Tag Archives: spider

Stopping Search Engines Indexing Website Maintenance Pages

There is no schedule for when a search engine will or won’t turn up on your web sites door step and starting indexing it; what happens when they turn up unannounced during scheduled maintenance? Under normal conditions, the search engine spiders will notice the difference between what they crawled last time and will include your changes into their index. Of course, you really don’t want your ‘we are currently performing scheduled maintenance and expect to be back in 1 hour’ message showing up in search engine results when your users enter an appropriate query.

To stop search engines indexing your site while it is in maintenance mode, there are two simple solutions available:

HTTP 404 response code
Search engines don’t immediately remove your web pages from their index because they cannot access it on a given request; just like they won’t remove it if your site is returning an internal server error. Instead, they will take notice that they attempted to crawl a given web page at time particular time and try again later. Only after repeatedly failing to retrieve the document will they mark that particular page as being non-existent and remove it from their index.
META no-index tag
When a search engine spider encounters a no-index meta tag, they should immediately abort indexing that particular page. After the scheduled maintenance is over and the spiders return, the no-index flag is no longer present – so the spiders will proceed with the crawl as normal.

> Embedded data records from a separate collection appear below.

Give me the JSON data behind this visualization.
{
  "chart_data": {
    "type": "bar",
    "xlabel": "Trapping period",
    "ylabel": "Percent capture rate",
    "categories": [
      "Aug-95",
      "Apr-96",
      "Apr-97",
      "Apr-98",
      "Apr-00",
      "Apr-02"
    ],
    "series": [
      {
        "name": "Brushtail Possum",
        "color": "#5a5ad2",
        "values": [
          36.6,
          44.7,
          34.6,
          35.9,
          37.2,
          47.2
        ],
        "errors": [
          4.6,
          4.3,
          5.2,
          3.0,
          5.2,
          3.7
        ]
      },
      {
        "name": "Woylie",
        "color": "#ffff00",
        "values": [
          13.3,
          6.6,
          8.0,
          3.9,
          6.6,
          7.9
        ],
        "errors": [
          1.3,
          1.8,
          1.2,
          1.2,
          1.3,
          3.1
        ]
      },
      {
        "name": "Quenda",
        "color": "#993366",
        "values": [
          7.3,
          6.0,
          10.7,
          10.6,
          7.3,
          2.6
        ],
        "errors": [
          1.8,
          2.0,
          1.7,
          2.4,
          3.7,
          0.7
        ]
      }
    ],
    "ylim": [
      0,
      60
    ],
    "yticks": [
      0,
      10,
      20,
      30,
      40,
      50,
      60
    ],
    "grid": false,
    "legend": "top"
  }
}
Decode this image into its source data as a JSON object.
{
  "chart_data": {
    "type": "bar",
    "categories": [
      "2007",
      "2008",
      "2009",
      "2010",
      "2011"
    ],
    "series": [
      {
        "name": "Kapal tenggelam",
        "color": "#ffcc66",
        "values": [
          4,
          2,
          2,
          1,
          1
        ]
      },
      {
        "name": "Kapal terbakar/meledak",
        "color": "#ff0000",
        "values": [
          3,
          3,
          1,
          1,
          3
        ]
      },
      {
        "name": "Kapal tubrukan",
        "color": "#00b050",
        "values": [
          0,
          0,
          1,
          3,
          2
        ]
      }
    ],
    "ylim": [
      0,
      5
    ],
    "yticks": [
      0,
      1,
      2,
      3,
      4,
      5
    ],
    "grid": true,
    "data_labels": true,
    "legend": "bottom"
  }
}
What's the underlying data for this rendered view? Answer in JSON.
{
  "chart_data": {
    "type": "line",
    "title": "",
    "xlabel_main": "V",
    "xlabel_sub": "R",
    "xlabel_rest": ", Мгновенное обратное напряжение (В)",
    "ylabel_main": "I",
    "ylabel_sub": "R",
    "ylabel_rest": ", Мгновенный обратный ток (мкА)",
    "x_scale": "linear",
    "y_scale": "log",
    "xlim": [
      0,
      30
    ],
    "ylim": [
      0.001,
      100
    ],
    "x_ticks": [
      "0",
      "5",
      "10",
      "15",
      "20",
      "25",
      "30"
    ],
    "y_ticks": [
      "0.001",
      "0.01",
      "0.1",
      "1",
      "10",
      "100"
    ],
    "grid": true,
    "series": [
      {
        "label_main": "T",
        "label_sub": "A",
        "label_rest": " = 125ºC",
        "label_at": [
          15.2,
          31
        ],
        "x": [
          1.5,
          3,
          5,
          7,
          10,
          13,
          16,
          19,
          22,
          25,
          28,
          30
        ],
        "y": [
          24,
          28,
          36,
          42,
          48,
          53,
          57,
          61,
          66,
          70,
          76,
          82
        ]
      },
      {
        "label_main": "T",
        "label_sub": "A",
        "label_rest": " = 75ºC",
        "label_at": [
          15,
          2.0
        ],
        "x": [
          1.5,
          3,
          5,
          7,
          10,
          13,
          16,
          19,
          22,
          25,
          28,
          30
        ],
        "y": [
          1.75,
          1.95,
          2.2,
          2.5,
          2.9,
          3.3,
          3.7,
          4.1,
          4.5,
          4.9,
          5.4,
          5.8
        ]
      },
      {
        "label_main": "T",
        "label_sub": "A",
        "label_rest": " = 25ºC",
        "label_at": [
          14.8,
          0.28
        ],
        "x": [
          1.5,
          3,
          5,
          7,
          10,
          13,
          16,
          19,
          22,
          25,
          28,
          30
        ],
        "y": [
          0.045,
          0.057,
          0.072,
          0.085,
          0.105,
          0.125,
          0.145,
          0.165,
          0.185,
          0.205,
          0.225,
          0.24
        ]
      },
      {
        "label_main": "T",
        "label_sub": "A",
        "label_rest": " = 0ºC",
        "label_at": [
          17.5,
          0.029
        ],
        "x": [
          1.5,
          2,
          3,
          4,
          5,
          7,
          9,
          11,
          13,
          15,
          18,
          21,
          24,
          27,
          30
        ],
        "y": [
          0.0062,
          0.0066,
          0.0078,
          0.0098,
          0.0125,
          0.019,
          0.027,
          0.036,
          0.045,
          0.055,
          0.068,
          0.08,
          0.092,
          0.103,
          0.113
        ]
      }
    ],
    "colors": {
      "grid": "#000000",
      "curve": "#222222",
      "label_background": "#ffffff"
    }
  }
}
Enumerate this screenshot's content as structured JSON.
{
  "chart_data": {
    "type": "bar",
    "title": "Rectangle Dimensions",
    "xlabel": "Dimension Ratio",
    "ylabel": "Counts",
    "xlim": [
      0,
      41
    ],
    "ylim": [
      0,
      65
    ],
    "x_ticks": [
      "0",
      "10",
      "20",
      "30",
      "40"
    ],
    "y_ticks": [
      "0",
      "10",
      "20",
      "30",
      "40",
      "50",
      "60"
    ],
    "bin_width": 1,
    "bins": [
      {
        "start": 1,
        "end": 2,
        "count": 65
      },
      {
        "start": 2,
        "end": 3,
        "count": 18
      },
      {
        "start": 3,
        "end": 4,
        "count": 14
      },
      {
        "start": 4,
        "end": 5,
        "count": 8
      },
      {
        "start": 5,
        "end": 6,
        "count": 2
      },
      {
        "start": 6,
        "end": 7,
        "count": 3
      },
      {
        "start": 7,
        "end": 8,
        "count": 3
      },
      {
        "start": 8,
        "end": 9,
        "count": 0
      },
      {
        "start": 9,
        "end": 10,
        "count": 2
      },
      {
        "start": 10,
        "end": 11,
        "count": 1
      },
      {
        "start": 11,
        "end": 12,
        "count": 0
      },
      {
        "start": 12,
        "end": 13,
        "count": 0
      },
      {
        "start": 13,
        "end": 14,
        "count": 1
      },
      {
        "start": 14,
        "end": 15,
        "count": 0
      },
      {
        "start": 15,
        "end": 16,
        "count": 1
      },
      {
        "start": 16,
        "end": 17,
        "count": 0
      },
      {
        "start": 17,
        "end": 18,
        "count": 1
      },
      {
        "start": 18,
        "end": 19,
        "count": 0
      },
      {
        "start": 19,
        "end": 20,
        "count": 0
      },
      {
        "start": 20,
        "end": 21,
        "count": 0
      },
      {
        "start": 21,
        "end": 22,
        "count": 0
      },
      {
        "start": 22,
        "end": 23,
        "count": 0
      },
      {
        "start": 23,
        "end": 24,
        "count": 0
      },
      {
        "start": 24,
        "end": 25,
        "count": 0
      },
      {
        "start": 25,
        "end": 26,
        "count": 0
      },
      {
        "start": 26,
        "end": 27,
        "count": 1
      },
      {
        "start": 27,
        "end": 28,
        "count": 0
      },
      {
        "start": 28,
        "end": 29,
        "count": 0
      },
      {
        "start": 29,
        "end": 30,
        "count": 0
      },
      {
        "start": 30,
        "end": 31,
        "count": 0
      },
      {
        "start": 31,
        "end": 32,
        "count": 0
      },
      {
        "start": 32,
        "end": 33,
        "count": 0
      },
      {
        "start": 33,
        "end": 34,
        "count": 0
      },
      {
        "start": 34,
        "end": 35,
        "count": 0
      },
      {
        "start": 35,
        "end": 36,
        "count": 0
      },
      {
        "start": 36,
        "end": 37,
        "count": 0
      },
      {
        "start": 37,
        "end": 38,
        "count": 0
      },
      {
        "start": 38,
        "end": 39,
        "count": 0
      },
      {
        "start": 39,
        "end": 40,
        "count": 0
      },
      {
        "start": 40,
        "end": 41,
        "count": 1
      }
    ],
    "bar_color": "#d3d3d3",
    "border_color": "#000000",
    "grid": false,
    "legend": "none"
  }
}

Next time your site is under maintenance, make sure you’ve implemented one of these point or you could be very surprised what’ll show up in the search engine results the following day!

Internet Scale

After launching ifdebug on the 3rd November, it’s only taken Googlebot and Yahoo! Slurp an amazing four days to crawl and index the site. Many moons ago, people would report having their sites online for literally months before being crawled by search engines, let alone have the content showing up in their index.

In August, Matt Cutts pointed out that the Google index is becoming minty fresh. What used to take months back in the year 2000, is now happening in days and what was taking days in 2005 is now regularly happening in hours or minutes. While the majority of the world don’t care about this sort of stuff and it never even enters into their consciousness, I find this nothing short of a technical marvel.

All major search engines currently report that they index literally billions of objects reaching into the farthest corners of the internet. This is where the amazing aspect comes into effect, ifdebug is but one of hundreds of millions online and some how the major search engines manage to find the time to crawl and index it only a matter of days after it was created!

The fast crawl rate is surely due to the link from my personal blog pointing here, as it is already well indexed and receives constant attention from the major search engines on a daily basis. As for managing the on going freshness of the site, sitemaps and online services such as pingomatic must play a reasonably substantial role in helping to keep their indexes fresh.

I’ll be keeping an eye on the major search engines over the coming weeks and months to see how they are performing; I’ll report back with the finding if there are any worth mentioning.